Bus & Bahn-Team (Koordinationsstelle)
E-Mail: busundbahn-team (at) web.de
Montag bis Mittwoch: 09:00 - 12:00 Uhr
Telefon: 0 72 32 / 83 64
Info-Flyer: Info-Flyer


Aktuelle Presseinformationen:

Eine lehrreiche Reise nach Wissembourg
Die letzte im Veranstaltungskalender 2011 „......den enzkreis erleben“ angebotene ÖPNV-Kennenlernreise, unter Regie des Fahrgastverbandes PRO BAHN-Nordschwarzwald führte nach Wissembourg. Die 11 Reiseteilnehmer trafen sich auf dem Pforzheimer Hauptbahnhof. Dieter Zaudtke (PRO BAHN) und Klaus-Dieter Kopitz (Bus&Bahn-Team) übernahmen die Reiseleitung. Nach einigen einführenden Worten startete die Gruppe um 9:30 Uhr mit dem Interregioexpress (IRE) in Richtung Karlsruhe. Bereits nach 16 Minuten wurde Durlach erreicht, dort bestand nach 22 Minuten Übergangszeit Anschluss auf die Stadtbahnlinie S5. In 39 Minuten wurde die gesamte Stadt Karlsruhe durchquert und über die Rheinbrücke das Nachbarland Rheinland-Pfalz erreicht.

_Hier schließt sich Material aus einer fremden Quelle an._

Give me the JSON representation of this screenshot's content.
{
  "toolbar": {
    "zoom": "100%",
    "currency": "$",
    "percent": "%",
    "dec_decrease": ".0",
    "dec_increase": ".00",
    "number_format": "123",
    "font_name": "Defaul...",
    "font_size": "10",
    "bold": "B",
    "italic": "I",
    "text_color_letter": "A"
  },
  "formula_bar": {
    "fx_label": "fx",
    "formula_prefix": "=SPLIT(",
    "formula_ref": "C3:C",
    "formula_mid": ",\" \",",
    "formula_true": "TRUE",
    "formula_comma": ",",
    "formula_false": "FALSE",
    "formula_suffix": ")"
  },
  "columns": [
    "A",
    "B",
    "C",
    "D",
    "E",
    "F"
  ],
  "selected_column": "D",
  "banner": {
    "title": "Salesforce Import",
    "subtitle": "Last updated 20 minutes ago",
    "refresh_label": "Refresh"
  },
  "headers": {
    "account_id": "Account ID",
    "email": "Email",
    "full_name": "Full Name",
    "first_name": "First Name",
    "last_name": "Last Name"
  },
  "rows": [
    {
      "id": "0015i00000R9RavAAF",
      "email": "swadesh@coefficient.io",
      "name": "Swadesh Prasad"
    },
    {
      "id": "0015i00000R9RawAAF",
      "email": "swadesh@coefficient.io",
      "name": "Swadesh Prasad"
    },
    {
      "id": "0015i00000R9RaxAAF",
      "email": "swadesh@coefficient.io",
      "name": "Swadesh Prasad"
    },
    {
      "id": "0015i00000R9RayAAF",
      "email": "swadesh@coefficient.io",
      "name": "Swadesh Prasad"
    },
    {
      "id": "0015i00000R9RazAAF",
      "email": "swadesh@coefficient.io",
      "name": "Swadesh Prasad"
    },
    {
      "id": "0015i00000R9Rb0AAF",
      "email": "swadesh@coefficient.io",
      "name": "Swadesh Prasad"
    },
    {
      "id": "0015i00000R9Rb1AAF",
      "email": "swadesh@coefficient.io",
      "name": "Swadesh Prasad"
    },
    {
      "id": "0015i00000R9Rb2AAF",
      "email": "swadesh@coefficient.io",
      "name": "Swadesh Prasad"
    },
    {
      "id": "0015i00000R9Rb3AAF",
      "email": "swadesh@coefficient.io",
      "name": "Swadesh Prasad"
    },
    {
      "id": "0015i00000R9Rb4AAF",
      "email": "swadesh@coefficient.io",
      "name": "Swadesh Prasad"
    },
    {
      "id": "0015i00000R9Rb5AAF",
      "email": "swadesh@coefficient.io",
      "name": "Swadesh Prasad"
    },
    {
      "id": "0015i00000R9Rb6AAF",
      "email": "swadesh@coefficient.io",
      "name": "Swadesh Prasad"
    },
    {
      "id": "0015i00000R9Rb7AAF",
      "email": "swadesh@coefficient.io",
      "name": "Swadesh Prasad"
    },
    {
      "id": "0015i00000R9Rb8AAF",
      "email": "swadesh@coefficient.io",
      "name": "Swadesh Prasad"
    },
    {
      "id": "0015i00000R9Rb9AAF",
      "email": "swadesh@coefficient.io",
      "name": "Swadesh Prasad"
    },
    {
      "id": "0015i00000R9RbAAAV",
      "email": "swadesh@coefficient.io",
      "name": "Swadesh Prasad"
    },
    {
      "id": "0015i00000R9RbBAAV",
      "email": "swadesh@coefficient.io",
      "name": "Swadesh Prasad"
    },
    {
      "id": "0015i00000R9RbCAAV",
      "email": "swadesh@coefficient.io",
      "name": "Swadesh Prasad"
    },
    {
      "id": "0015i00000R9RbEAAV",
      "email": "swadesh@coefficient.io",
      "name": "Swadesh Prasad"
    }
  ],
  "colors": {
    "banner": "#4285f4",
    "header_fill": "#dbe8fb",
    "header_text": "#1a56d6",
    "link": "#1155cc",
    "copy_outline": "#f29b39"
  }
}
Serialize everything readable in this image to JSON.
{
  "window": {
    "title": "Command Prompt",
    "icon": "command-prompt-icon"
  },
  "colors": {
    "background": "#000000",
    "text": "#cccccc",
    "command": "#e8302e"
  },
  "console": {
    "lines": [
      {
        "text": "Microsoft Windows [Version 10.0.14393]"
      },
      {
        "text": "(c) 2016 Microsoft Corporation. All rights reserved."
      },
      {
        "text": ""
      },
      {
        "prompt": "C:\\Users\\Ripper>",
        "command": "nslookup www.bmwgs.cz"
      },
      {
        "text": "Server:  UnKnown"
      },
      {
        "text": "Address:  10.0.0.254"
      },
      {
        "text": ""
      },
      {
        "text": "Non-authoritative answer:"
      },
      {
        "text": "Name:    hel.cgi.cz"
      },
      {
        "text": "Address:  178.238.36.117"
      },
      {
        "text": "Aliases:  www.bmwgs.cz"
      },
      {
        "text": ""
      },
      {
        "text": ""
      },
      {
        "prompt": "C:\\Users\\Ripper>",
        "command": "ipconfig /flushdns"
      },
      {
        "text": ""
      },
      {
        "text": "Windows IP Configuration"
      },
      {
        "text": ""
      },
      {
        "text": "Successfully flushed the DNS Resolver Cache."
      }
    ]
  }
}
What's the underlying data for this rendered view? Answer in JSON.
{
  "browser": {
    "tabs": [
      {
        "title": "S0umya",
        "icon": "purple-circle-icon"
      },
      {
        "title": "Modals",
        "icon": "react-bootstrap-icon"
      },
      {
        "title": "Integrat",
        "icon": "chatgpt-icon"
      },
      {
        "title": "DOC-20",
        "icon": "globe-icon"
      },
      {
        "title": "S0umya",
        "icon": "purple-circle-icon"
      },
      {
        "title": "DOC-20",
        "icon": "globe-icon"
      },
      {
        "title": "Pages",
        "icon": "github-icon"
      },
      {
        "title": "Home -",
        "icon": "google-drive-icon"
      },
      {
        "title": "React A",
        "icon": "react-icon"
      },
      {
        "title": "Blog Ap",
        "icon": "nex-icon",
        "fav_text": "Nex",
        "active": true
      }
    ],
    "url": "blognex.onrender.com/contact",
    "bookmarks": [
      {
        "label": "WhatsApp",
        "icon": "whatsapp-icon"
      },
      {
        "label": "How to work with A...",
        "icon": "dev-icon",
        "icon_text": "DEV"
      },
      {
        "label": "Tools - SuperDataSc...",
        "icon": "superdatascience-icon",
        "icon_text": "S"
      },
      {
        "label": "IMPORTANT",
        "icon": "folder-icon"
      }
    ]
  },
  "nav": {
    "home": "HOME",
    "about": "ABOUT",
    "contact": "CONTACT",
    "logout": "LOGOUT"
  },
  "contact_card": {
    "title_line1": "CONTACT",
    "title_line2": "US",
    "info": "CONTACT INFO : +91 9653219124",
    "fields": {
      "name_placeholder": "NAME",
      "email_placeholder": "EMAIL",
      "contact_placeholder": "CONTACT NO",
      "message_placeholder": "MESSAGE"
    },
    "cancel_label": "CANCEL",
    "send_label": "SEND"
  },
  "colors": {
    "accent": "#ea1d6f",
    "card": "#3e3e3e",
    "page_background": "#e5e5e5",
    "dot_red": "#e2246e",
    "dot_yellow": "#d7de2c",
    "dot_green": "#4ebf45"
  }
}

Während der Stadtdurchfahrt baute die Stadtbahn einige Minuten Verspätung auf, wird damit der Anschlusszug in Wörth noch erreicht? Es klappte, etwa 3 Minuten, nachdem die Stadtbahn das Gleis räumte, lief auf dem gleichen Gleis die Regionalbahn mit dem Fahrtendziel Neustadt ein. Eine Kindergartengruppe befand sich im Triebwagen, so ergab sich nicht nur eine gewisse Enge sondern vielmehr auch eine ganz gute Stimmung. In Winden stand ein erneuter Umstieg mit einer fahrplanmäßigen Übergangszeit von nur 3 Minuten bevor, da bahnsteiggleich jedoch ohne Probleme zu meistern. Pünktlich 11:28 Uhr erreichte die Reisegruppe Wissembourg.
Zaudtke gab einige Erläuterungen über das elsässische Städtchen, worauf die Gruppe zu einem gemeinsamen Stadtspaziergang aufbrach. Es gab viel zu bestaunen, so das Salzhaus mit seinem gewaltigen Dach, die Abteikirche Peter und Paul und die Idylle Klein-Venedigs im Schlupf-Viertel. In einem neu eröffneten Restaurant ließen sich die Reisenden die gute französische Küche schmecken.
Die angebotene Tour sollte natürlich keine reine Vergnügungsreise sein. So gab es unterwegs und auch während des Mittagessens viele Informationen zum Bus- und Bahnfahren. Umfangreich wurden die Vorteile des Integralen Taktfahrplanes heraus gestellt, garantiert er doch an den Stationen weitgehend gleiche Abfahrtsminuten und an den Umsteigestationen fast immer Anschlussverbindungen in andere Richtungen. Sollte eine Bahn dagegen deutlich verspätet sein, ist der Anschlusszug weg und der Reisende muss ungünstigenfalls fast 60 Minuten auf die nächste Verbindung warten.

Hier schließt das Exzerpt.